We shared a story before of strange food pairings that actually work. Some find it weird but some like the combinations.
We also like our street food a lot.
Now, let’s take a look at some other weird food that actually some, if not most, Pinoys feast on.
10. Soup Number 5
Believed to be an aphrodisiac, Soup Number 5 is a soup made using a bull’s genitalia, specifically the testicles.
It is called Soup Number 5 because restaurant owners find it uncomfortable to list it as “bull ball soup”, thinking that it might spoil the appetite of their customers. But actually, it is a tasty soup as most of those who have tried it say.

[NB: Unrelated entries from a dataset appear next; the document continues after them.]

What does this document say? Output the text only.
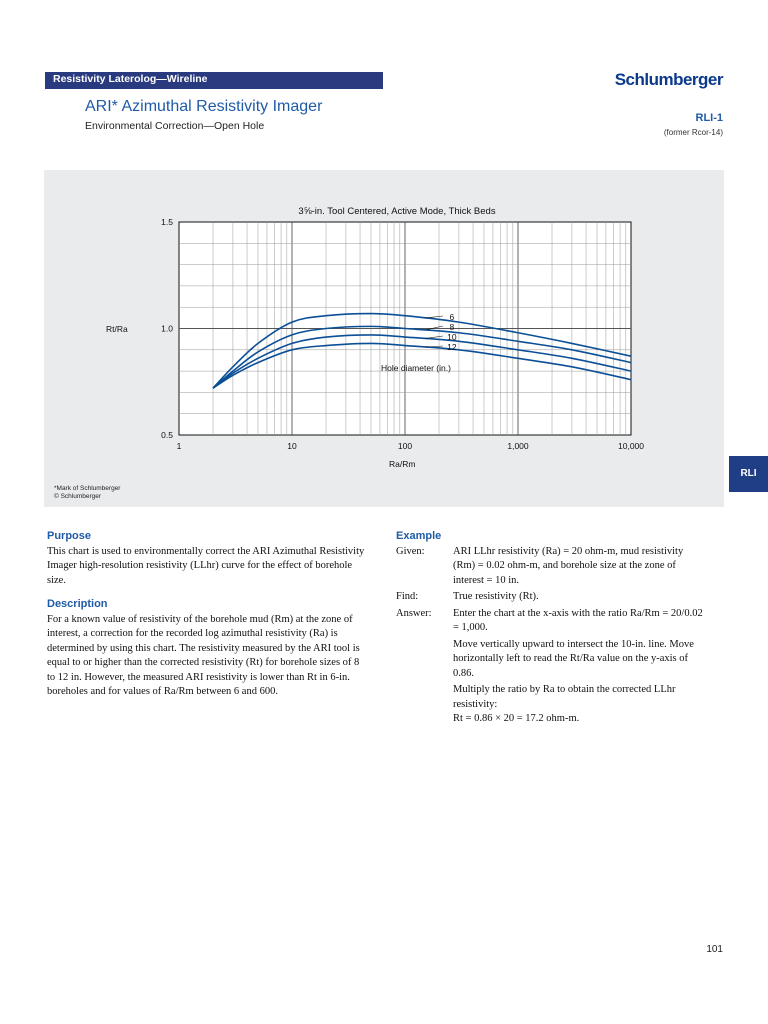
Resistivity Laterolog—Wireline	Schlumberger
ARI* Azimuthal Resistivity Imager
Environmental Correction—Open Hole
RLI-1
(former Rcor-14)
3⅝-in. Tool Centered, Active Mode, Thick Beds
1	10	100	1,000	10,000
0.5
1.0
1.5
6
8
10
12
Hole diameter (in.)
Rt/Ra
Ra/Rm
*Mark of Schlumberger
© Schlumberger
RLI
Purpose

This chart is used to environmentally correct the ARI Azimuthal Resistivity Imager high-resolution resistivity (LLhr) curve for the effect of borehole size.

Description

For a known value of resistivity of the borehole mud (Rm) at the zone of interest, a correction for the recorded log azimuthal resistivity (Ra) is determined by using this chart. The resistivity measured by the ARI tool is equal to or higher than the corrected resistivity (Rt) for borehole sizes of 8 to 12 in. However, the measured ARI resistivity is lower than Rt in 6-in. boreholes and for values of Ra/Rm between 6 and 600.

Example
Given:	ARI LLhr resistivity (Ra) = 20 ohm-m, mud resistivity (Rm) = 0.02 ohm-m, and borehole size at the zone of interest = 10 in.
Find:	True resistivity (Rt).
Answer: Enter the chart at the x-axis with the ratio Ra/Rm = 20/0.02 = 1,000.

Move vertically upward to intersect the 10-in. line. Move horizontally left to read the Rt/Ra value on the y-axis of 0.86.

Multiply the ratio by Ra to obtain the corrected LLhr resistivity:

Rt = 0.86 × 20 = 17.2 ohm-m.

101
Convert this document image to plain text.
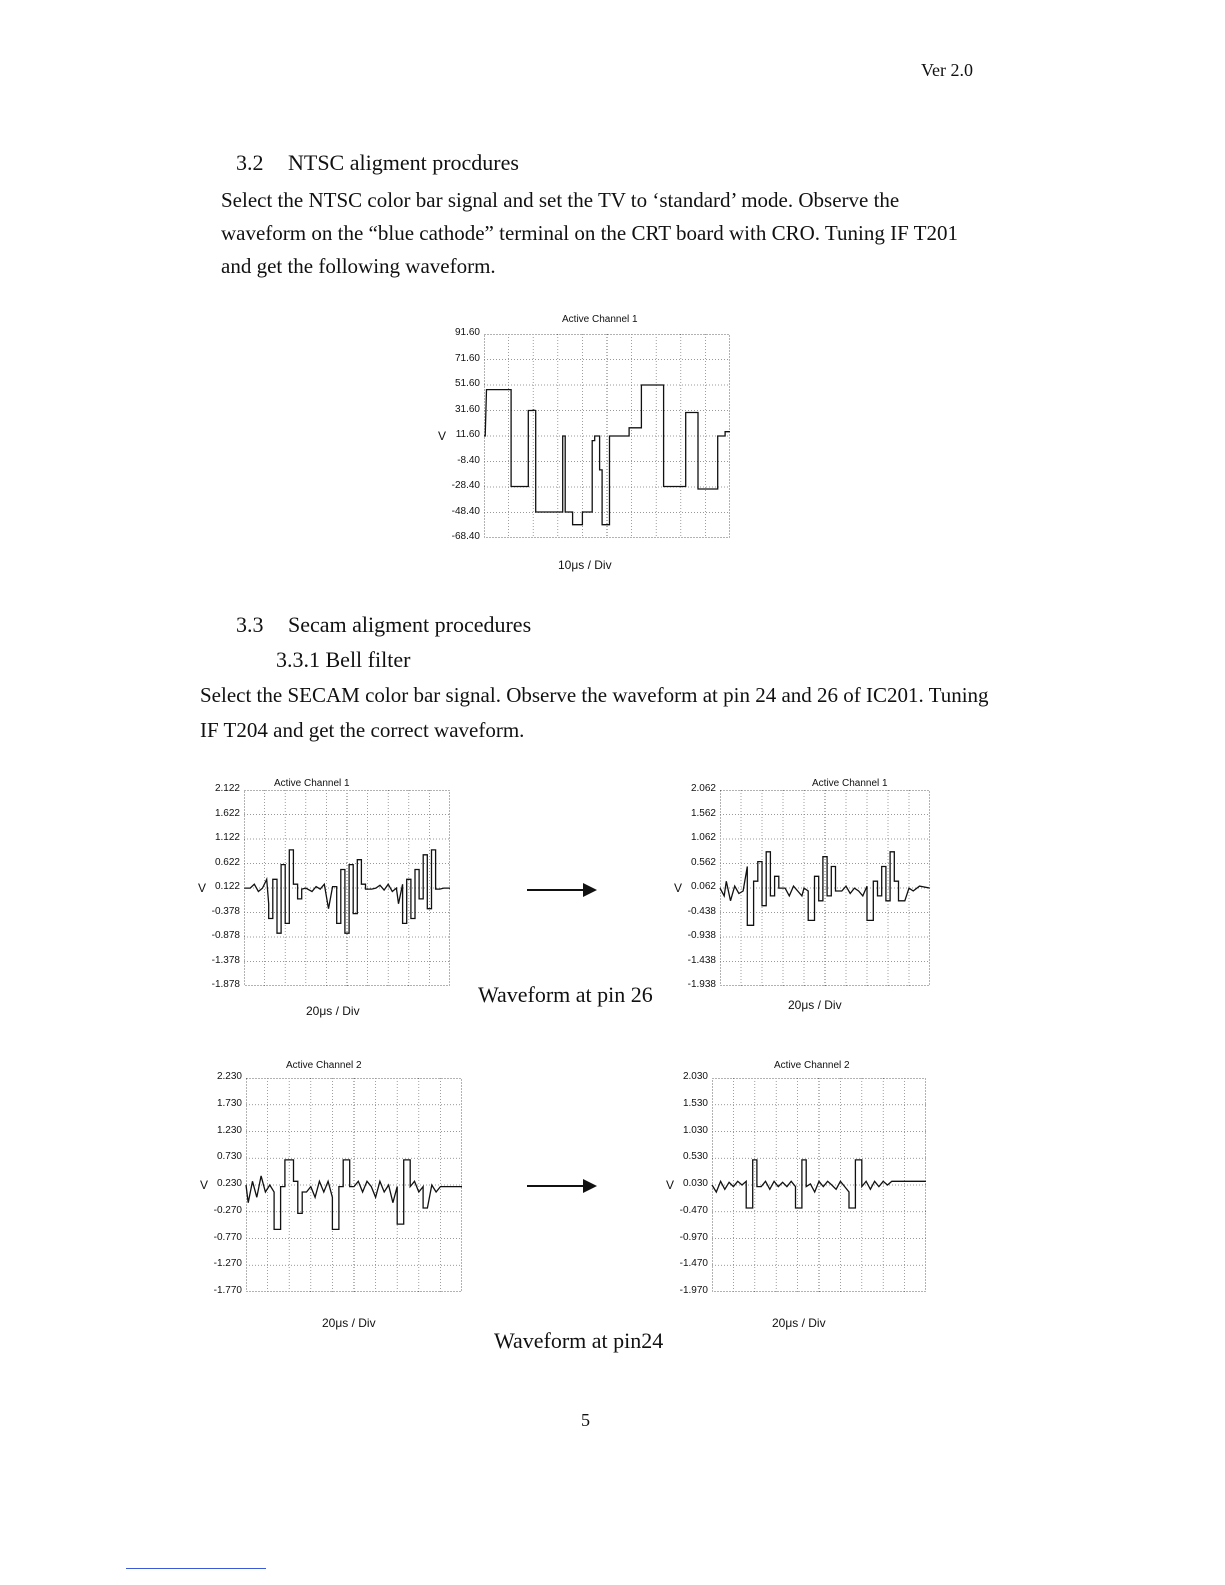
Ver 2.0
3.2 NTSC aligment procdures
Select the NTSC color bar signal and set the TV to ‘standard’ mode. Observe the waveform on the “blue cathode” terminal on the CRT board with CRO. Tuning IF T201 and get the following waveform.
Active Channel 1
91.60
71.60
51.60
31.60
11.60
-8.40
-28.40
-48.40
-68.40
V
10μs / Div
3.3 Secam aligment procedures
3.3.1 Bell filter
Select the SECAM color bar signal. Observe the waveform at pin 24 and 26 of IC201. Tuning IF T204 and get the correct waveform.
Active Channel 1
2.122
1.622
1.122
0.622
0.122
-0.378
-0.878
-1.378
-1.878
V
20μs / Div
Active Channel 1
2.062
1.562
1.062
0.562
0.062
-0.438
-0.938
-1.438
-1.938
V
20μs / Div
Waveform at pin 26
Active Channel 2
2.230
1.730
1.230
0.730
0.230
-0.270
-0.770
-1.270
-1.770
V
20μs / Div
Active Channel 2
2.030
1.530
1.030
0.530
0.030
-0.470
-0.970
-1.470
-1.970
V
20μs / Div
Waveform at pin24
5
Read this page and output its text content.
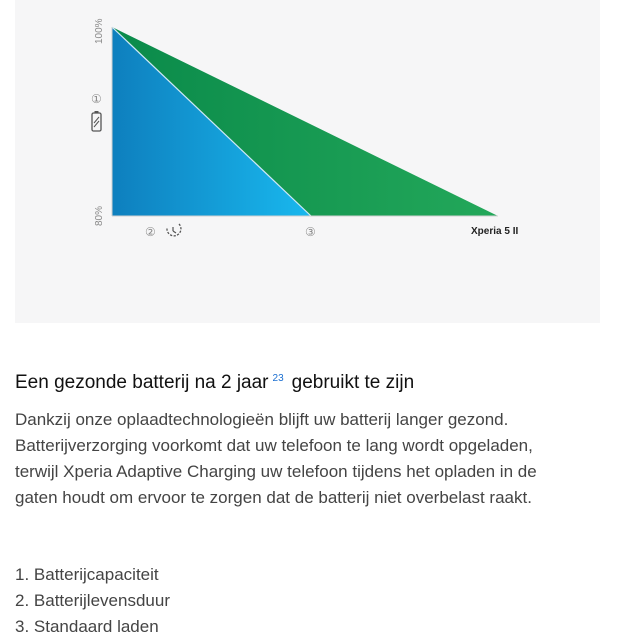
100%
80%
①
②	③	Xperia 5 II
Een gezonde batterij na 2 jaar $^{23}$ gebruikt te zijn
Dankzij onze oplaadtechnologieën blijft uw batterij langer gezond. Batterijverzorging voorkomt dat uw telefoon te lang wordt opgeladen, terwijl Xperia Adaptive Charging uw telefoon tijdens het opladen in de gaten houdt om ervoor te zorgen dat de batterij niet overbelast raakt.
1. Batterijcapaciteit
2. Batterijlevensduur
3. Standaard laden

It’s comparable to bulalo (beef-based broth) but made with peculiar cow parts.
Or mole crickets are popular in the culinary capital of the Philippines, Pampanga.
Eating bugs may not be appetizing to most but many find kamaru as a delectable dish.
These winged insects are fried to perfection that you can hear and feel the crunch with every bite. Another variant is called adobong kamaru where the mole cricket are cooked in soy sauce and vinegar.
8. Dinuguan (Pork Blood Stew)
This is a savory stew made from pork blood and meat, sometimes it also includes the pig’s internal organs (typically lungs, kidneys, intestines, ears, heart, and snout). Its rich sauce tastes a bit sour since vinegar is also used to cook this dish. It can also be a bit spicy when cooked with fresh chilies.
Dinuguan is usually served in fiestas and other large traditional gatherings since in these instances, Pinoys slaughter a pig and serve it with little to no wasted part at all. Therefore, dinaguan is usually known as the dish where the parts usually thrown away are used.
Foreigners often find this dish quite alarming to eat with the idea of using pig’s blood in the stew. Despite this, it is widely popular to locals in the almost any part of the country.
Papaitan is a stew made with goat or beef innards and using bile (digestive juices) to give it a bitter flavor, hence the name, which translates to “bitter”.
The soup of papaitan comes with a green color due to the bile. Added to it are chili, onions, and garlic to give it a spicy kick.
This dish is widely popular in Ilocos and is also patronized by many locals from neighboring provinces.
6. Jumping Salad
This is also called freshwater shrimp salad.
It’s called Jumping Salad because the live shrimps keep on jumping when drizzled with or dipped on calamansi and salt before they are eaten. The shrimps are eaten alive including the shell and head.
It is widely popular in the Ilocos region and in the southern parts of the country like Cebu.
Usually served in picnics, it is best eaten with a bottle of iced-cold beer.